Most of the time Cape chardonnay competes against itself — at wine shows, at presentations and over dinner tables. This may be useful in terms of ranking the key players, even pleasurable for those doing it, but it’s no more valuable as an exercise than US President Donald Trump announcing that he has had the most successful first few weeks of any president ever.

In Paris in 1976 — and with little more in mind than organising an event as part of the American Bicentenary celebrations — the late Steven Spurrier hosted what has come to be known as the Judgment of Paris tasting. He assembled a line-up of the top French and Napa wines across a number of classes. He invited high-profile French wine experts and some visiting US winemakers to be the judges.

To everyone’s astonishment, the Napa wines defeated their French counterparts in several of the classes. The highest-scoring chardonnay was the 1973 Chateau Montelena; three of the five top chardonnays were Californian. Almost as an afterthought, Spurrier had suggested to Time magazine’s George Taber that it would be worth attending. As a result, what had started out as a fun occasion became the biggest international wine news of the second half of the 20th century.

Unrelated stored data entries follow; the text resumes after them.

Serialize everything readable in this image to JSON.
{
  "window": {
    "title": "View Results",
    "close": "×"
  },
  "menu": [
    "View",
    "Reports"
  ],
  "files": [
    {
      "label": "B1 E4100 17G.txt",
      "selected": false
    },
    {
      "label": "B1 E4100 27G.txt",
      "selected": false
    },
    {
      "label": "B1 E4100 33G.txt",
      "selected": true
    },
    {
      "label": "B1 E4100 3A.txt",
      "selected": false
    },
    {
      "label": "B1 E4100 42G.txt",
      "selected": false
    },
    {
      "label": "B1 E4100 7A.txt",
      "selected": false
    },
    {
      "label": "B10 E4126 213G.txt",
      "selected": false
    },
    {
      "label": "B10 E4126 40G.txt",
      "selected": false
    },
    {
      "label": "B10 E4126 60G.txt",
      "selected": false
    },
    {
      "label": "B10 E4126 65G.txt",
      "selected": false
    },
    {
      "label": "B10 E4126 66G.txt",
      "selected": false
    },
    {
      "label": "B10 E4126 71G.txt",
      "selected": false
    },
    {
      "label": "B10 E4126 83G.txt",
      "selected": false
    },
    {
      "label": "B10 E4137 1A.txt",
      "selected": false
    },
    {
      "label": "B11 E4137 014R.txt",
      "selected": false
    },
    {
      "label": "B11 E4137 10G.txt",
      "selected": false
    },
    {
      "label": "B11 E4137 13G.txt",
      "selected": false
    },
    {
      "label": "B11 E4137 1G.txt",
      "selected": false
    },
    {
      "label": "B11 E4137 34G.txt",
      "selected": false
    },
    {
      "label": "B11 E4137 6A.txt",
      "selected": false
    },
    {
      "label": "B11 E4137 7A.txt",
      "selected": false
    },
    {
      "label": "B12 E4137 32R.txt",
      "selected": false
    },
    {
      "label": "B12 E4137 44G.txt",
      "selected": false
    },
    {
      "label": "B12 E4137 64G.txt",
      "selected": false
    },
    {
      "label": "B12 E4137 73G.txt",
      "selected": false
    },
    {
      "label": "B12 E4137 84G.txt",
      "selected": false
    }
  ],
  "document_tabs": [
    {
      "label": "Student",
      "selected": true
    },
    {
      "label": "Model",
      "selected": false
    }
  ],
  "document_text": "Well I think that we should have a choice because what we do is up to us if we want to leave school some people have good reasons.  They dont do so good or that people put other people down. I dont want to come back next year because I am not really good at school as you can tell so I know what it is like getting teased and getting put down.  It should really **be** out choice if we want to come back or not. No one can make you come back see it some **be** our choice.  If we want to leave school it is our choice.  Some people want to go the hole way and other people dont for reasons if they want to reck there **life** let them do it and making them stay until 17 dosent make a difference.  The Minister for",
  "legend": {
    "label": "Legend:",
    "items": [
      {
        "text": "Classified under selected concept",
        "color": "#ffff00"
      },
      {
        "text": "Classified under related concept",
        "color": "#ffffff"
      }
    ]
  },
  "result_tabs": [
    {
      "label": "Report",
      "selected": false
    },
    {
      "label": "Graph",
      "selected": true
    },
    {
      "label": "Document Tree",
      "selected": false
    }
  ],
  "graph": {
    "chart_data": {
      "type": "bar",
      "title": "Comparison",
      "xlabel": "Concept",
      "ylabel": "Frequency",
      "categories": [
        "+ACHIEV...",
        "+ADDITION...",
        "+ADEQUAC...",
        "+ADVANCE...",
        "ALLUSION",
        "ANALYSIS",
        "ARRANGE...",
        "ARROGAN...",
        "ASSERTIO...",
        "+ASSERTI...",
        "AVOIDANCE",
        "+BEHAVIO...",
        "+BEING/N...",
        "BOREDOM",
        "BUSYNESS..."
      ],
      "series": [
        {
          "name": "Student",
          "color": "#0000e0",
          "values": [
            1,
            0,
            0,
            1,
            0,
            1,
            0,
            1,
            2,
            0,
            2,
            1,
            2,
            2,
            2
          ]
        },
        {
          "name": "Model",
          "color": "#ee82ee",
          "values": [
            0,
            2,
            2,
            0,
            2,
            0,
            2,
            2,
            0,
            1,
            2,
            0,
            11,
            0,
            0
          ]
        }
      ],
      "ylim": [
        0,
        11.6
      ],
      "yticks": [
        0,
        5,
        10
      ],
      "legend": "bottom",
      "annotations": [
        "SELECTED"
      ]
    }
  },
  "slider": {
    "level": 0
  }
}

The element of shock and surprise that followed the Paris tasting would never be repeated. The Australians defeated the Californians twice, but the news only mattered to the Aussie press. SA’s drubbing in the 1995 Shield meant a great deal of hurt and soul-searching in the Cape, but it passed almost unnoticed abroad. Even our victory against New Zealand and Australia at Cowra in 1998 made less noise than a wave lapping on a distant shoreline. The whole idea seemed passé.

But this does not mean that the exercise of tasting comparable examples of chardonnay from different parts of the world is a waste of time. It’s not likely to produce a vast number of column inches, but it can still serve to make a point. This certainly is what Iona’s Andrew Gunn decided to do as part of the promotional festivities around the launch of his 2023 chardonnays (the more generic Elgin Highlands cuvée as well as the single site Fynbos and Kloof bottlings). It turned out to be suitably instructive.

The 2021 and 2022 vintages of the Elgin Highlands wines were served blind alongside important international benchmarks from France and New Zealand of the same vintage. We were asked to rate and guess the wines. I was less interested in guessing (to do so would be to allow my assumptions about origin to influence my score), but did so after I had recorded my ranking.

With the 2021s, I rated the Iona well ahead of the William Fevre Premier Cru Chablis (which sells at four times the price of the Iona) and just one percentage point lower than the 2021 Cloudy Bay, which I actually thought was the Iona. Both southern hemisphere wines were significantly better than the more famous Chablis. When it came to the 2022s, I put the Iona one point ahead of the Drouhin Grand Cru Chablis, and a country mile ahead of the Côte Chalonnaise Montagny Premier Cru.

Both vintages of the Iona Elgin Highlands cuvées were world class; they showed precision and concentration, beautifully (almost invisibly) managed oaking and great purity. They certainly embodied the cool climate for which Elgin is rightly famous. Those who purchase the about-to-be released 2023s will need some patience before they provide the same drinking pleasure. Cool climate wines take longer to evolve: right now the 2023 Iona chardonnays offer the lineaments of what they are destined to become, together with the guarantee of their pedigree.